Pergerakan dan Perdagangan Babi

Tabel 5 merangkum praktik pergerakan dan perdagangan babi yang diadopsi oleh 240 petani yang disurvei di Timor Barat. Sekitar dua pertiga (62,5%) melaporkan menjual babi kepada anggota keluarga atau kerabat. Beberapa petani menjual kepada petani lain, kepada penjual babi yang bukan dari pasar, atau kepada pemilik restoran (semuanya 12,5%). Sebagian besar pemilik babi (50%) menjual babi kepada kerabat di desa yang sama, dengan 37,5% menjual kepada anggota keluarga di luar desa tetapi di kecamatan yang sama, dan hanya 12,5% yang menjual kepada kerabat yang tinggal di desa-desa yang terletak di distrik lain.
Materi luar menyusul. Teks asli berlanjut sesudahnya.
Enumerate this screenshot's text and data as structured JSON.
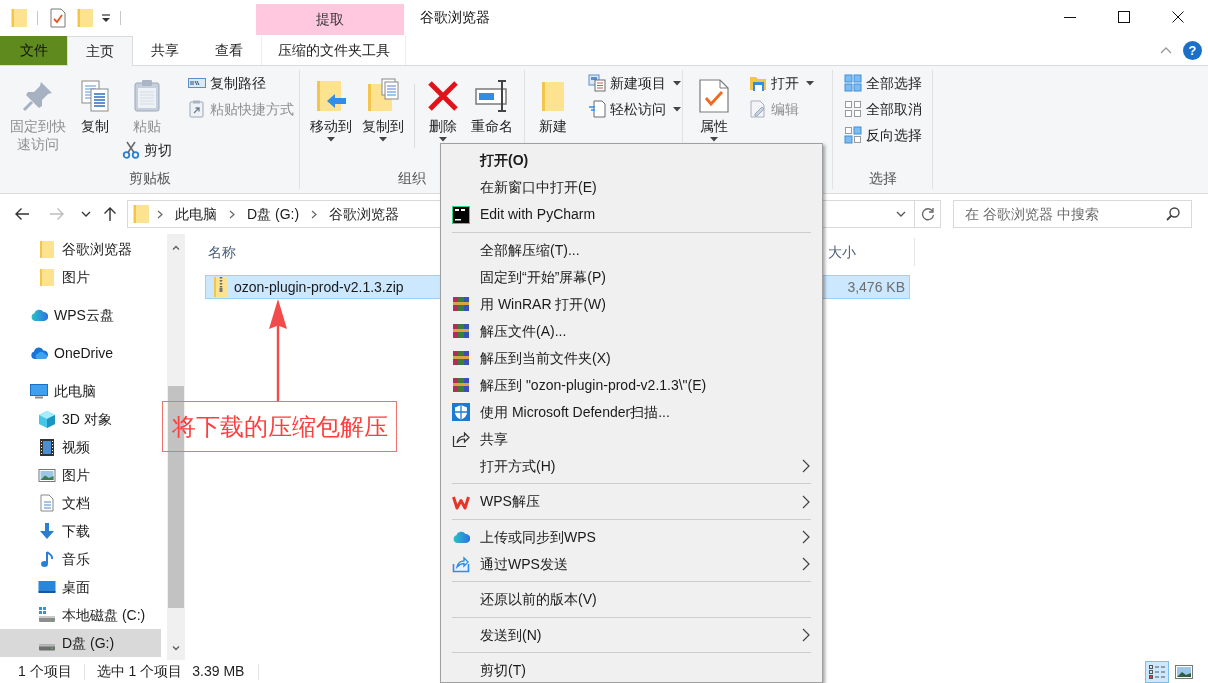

Hanya 12,1% dari petani yang diwawancarai yang memperoleh babi baru dalam 12 bulan sebelum survei. Mayoritas (89,7%) dari petani ini membeli babi untuk digemukkan, meskipun beberapa dibeli sebagai babi jantan pembiakan baru untuk ternak mereka (10,3%). Sebagian besar rumah tangga yang membeli babi baru (75%) membeli babi tersebut langsung dari petani lain, meskipun 25% membelinya dari pasar. Status Kesehatan Babi, CSF, Pengobatan dan Pencegahan. Hampir semua rumah tangga yang diwawancarai (96,7%) tidak pernah mendengar atau mengetahui tentang CSF. Dari mereka yang pernah mendengar tentang penyakit tersebut (3,3%), sumber informasi utamanya adalah teman (75%).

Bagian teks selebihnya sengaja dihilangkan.